The independence of the EC, he said, was a creation of the highest law of the land – the 1992 Constitution – which could not be changed through an amendment to an act by Parliament.
“Barring a constitutional change, through a referendum, of this entrenched provision, the relationship between IPAC and the EC cannot be changed through an amendment to or the enactment of an act,” he said.
Dr Afari-Gyan noted that as a result of the independence of the EC, decisions of IPAC were recommendations that could be accepted or rejected by the EC.
For example, he said, some time ago, IPAC wanted the EC to make it mandatory for persons to produce their voter’s ID cards before being allowed to vote, but the EC rejected that proposal.
“The EC said no because the card does not create a right; its essence is to facilitate the identification of a prospective voter: the legal requirement for voting is having one’s name in the voters’ register.
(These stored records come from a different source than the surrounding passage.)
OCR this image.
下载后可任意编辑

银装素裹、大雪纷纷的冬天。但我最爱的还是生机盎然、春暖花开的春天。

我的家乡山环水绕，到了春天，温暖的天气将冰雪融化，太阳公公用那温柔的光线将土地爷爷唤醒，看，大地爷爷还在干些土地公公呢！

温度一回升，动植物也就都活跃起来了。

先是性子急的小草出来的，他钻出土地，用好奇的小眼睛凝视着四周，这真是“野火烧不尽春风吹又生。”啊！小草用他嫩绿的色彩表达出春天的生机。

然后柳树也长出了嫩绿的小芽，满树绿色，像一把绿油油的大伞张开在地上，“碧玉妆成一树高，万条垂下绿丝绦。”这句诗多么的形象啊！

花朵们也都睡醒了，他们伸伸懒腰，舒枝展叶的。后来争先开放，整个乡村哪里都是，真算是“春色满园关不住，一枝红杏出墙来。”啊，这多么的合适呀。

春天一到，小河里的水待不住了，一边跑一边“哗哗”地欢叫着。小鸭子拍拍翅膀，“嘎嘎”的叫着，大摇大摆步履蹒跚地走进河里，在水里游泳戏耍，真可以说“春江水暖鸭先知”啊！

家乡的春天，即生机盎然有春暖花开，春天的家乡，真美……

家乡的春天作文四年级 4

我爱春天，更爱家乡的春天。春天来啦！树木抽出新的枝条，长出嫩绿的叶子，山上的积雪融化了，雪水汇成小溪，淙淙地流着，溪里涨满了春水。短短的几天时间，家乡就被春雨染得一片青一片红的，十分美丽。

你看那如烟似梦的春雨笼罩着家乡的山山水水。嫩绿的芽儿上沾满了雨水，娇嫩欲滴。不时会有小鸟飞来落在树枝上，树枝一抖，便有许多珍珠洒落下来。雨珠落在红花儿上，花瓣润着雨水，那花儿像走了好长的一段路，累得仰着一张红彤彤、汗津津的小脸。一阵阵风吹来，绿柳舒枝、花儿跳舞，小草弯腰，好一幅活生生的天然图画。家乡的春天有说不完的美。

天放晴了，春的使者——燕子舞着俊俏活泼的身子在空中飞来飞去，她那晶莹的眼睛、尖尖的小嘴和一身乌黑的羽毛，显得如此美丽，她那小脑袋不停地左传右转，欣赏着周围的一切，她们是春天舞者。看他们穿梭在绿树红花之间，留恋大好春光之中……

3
The EC held that in the absence of the card, the onus is on the prospective voter to satisfactorily identify himself/herself,” he said.
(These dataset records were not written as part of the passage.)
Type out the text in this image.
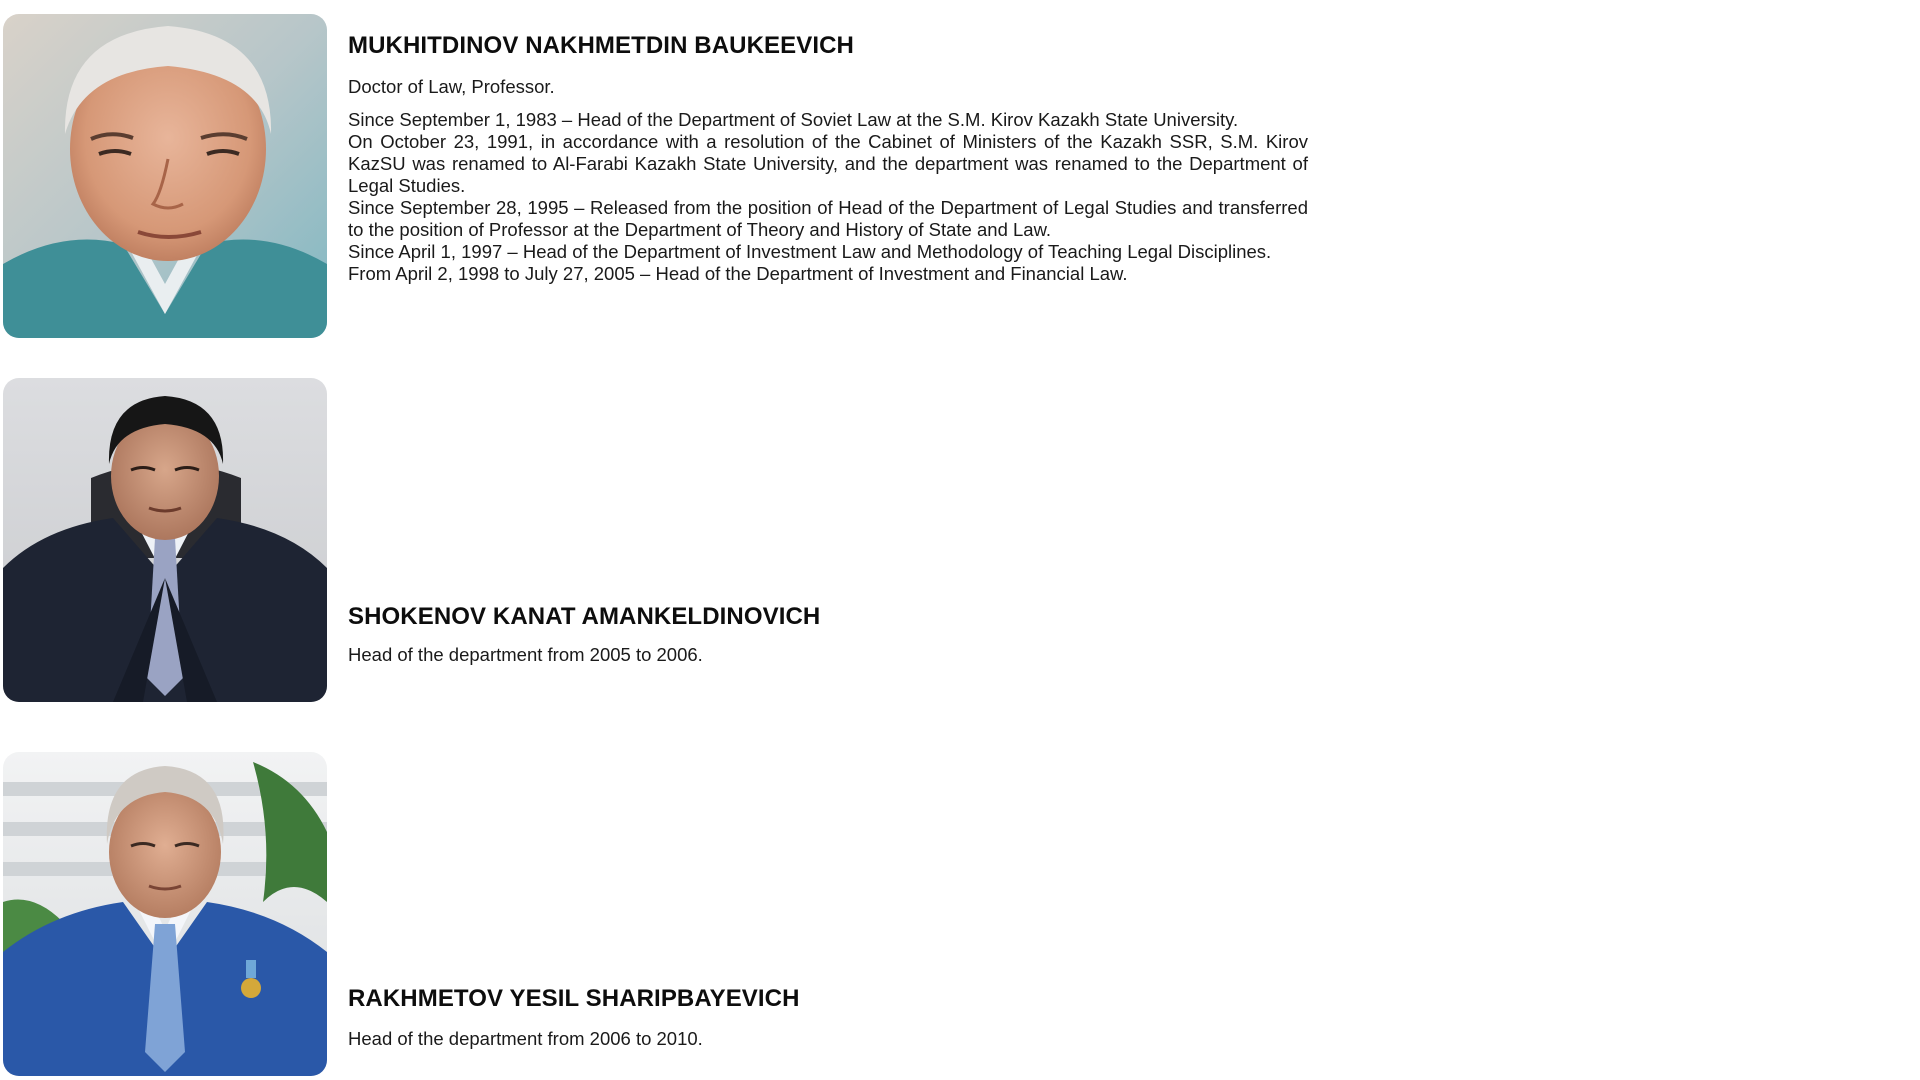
MUKHITDINOV NAKHMETDIN BAUKEEVICH

Doctor of Law, Professor.

Since September 1, 1983 – Head of the Department of Soviet Law at the S.M. Kirov Kazakh State University.

On October 23, 1991, in accordance with a resolution of the Cabinet of Ministers of the Kazakh SSR, S.M. Kirov KazSU was renamed to Al-Farabi Kazakh State University, and the department was renamed to the Department of Legal Studies.

Since September 28, 1995 – Released from the position of Head of the Department of Legal Studies and transferred to the position of Professor at the Department of Theory and History of State and Law.

Since April 1, 1997 – Head of the Department of Investment Law and Methodology of Teaching Legal Disciplines.

From April 2, 1998 to July 27, 2005 – Head of the Department of Investment and Financial Law.

SHOKENOV KANAT AMANKELDINOVICH

Head of the department from 2005 to 2006.

RAKHMETOV YESIL SHARIPBAYEVICH

Head of the department from 2006 to 2010.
About the NDC’s proposal for Parliament to approve persons appointed as members of the EC, Dr Afari-Gyan was of the view that the proposal must “specify the route to parliamentary approval”.
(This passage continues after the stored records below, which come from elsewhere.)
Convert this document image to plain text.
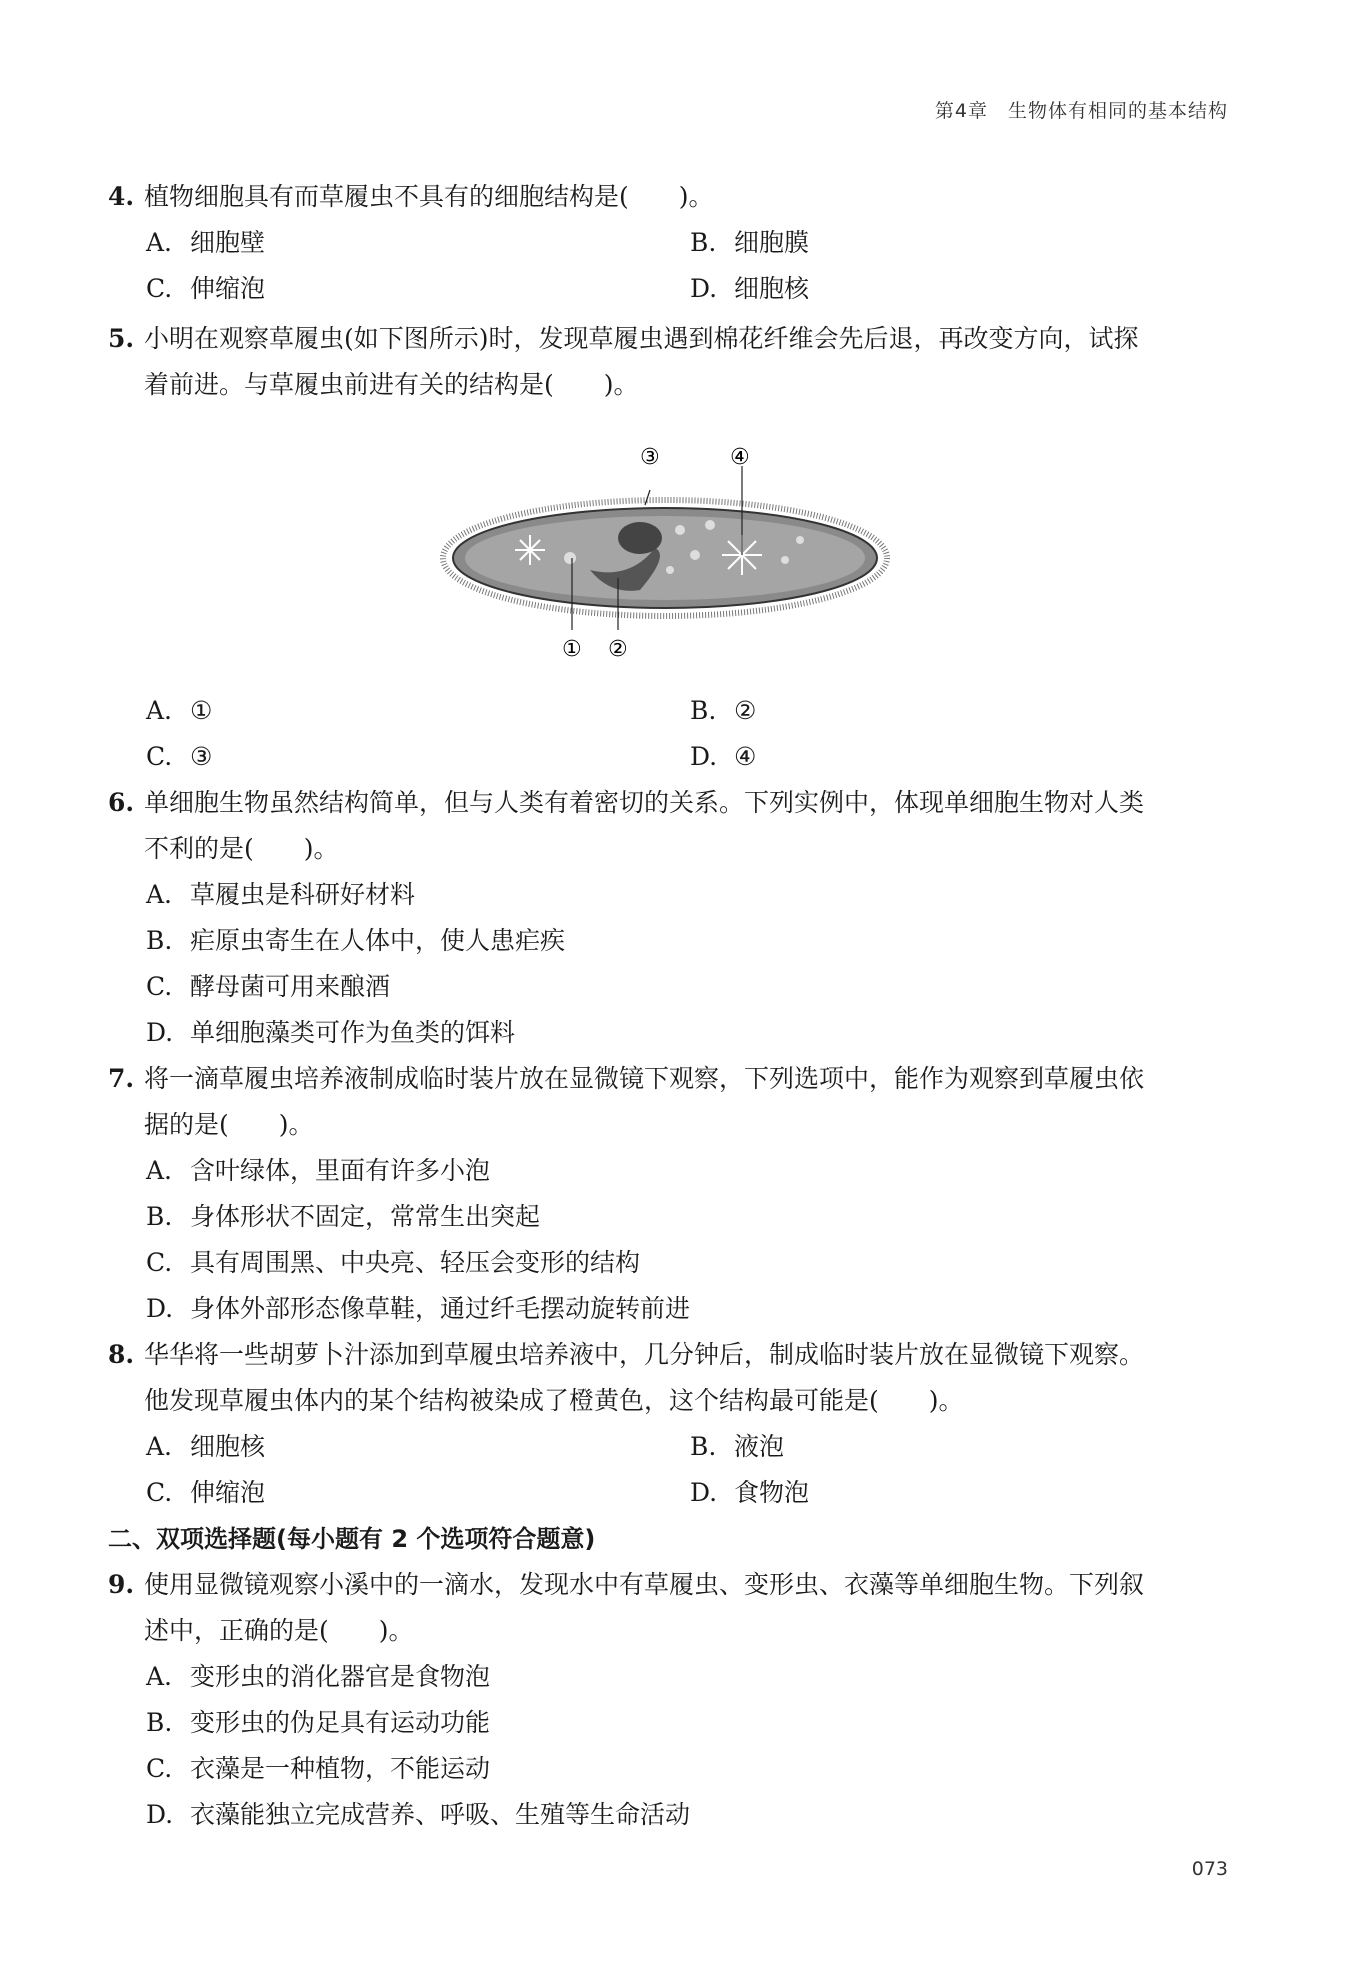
第4章　生物体有相同的基本结构
4. 植物细胞具有而草履虫不具有的细胞结构是(　　)。
A. 细胞壁	B. 细胞膜
C. 伸缩泡	D. 细胞核
5. 小明在观察草履虫(如下图所示)时，发现草履虫遇到棉花纤维会先后退，再改变方向，试探
着前进。与草履虫前进有关的结构是(　　)。
① ②
③	④
A. ①	B. ②
C. ③	D. ④
6. 单细胞生物虽然结构简单，但与人类有着密切的关系。下列实例中，体现单细胞生物对人类
不利的是(　　)。
A. 草履虫是科研好材料
B. 疟原虫寄生在人体中，使人患疟疾
C. 酵母菌可用来酿酒
D. 单细胞藻类可作为鱼类的饵料
7. 将一滴草履虫培养液制成临时装片放在显微镜下观察，下列选项中，能作为观察到草履虫依
据的是(　　)。
A. 含叶绿体，里面有许多小泡
B. 身体形状不固定，常常生出突起
C. 具有周围黑、中央亮、轻压会变形的结构
D. 身体外部形态像草鞋，通过纤毛摆动旋转前进
8. 华华将一些胡萝卜汁添加到草履虫培养液中，几分钟后，制成临时装片放在显微镜下观察。
他发现草履虫体内的某个结构被染成了橙黄色，这个结构最可能是(　　)。
A. 细胞核	B. 液泡
C. 伸缩泡	D. 食物泡
二、双项选择题(每小题有 2 个选项符合题意)
9. 使用显微镜观察小溪中的一滴水，发现水中有草履虫、变形虫、衣藻等单细胞生物。下列叙
述中，正确的是(　　)。
A. 变形虫的消化器官是食物泡
B. 变形虫的伪足具有运动功能
C. 衣藻是一种植物，不能运动
D. 衣藻能独立完成营养、呼吸、生殖等生命活动
073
He said if the NDC wanted a change in the current system, whereby the President appoints the members, on the advice of the Council of State, it must specify which person or authority would make that recommendation to Parliament and whether or not the Council of State would play any role.
“Specifying the route to parliamentary approval will make it clearer to see whether this proposal constitutes an improvement on the current practice,” he said.
Splitting EC into two
The NDC has also proposed that the EC should be divided into two separate bodies – one regulating political parties, to be known as the Office for the Regulation of Political Parties (ORPP), and the other conducting and supervising public elections.
Under the electoral laws of the country, the EC conducts and supervises all public elections, while the Political Parties Act, 2000 (Act 547) mandates it to register and regulate political parties.
Dr Afari-Gyan agreed with the proposal, but was of the view that the said separation should be done with the relationship between the two bodies clearly defined to ensure that the ORPP did not interfere with the independence of the EC, adding that “the decisions of the ORPP cannot be binding on the EC”.
Consent of A-G
The former EC boss agreed with the NDC on its proposal for the repeal of Section 42 of the Representation of the People Law, 1992 (PNDCL 284), which makes it mandatory for the Attorney-General to give his consent before persons accused of electoral offences could be prosecuted.
“I find this proposal to be in order. It does not make much sense to me to give a right to a person or body and then insist that the right can be enjoyed or exercised at the discretion of some other person or body,” he said.
Another proposal by the NDC is for the creation of specially designated courts to deal with offences and also for the quick resolution of electoral disputes.
The former EC boss said such a proposal must be analysed not just with the creation of specialised courts but, most importantly, access to the courts and whether decisions of such courts could be appealed.
“We may also consider the use of a technicality, such as a lawyer sending to the court a writ instead of a petition, to throw out an otherwise genuine election case. In such a situation, the lawyer could be made to pay a fine for the substantive case to be heard,” he said.
Dr Afari-Gyan thought that another proposal by the NDC calling for the EC to be given the power to apply to the courts to remove the names of unqualified and deceased voters from a provisional register when informed by relevant authorities ought to be scrutinised properly.
According to him, the information to be provided by the said “relevant authorities” must be analysed to ensure that those supposed deceased voters were not fake deaths, adding: “A name duly placed in the register is like a sacred cow.”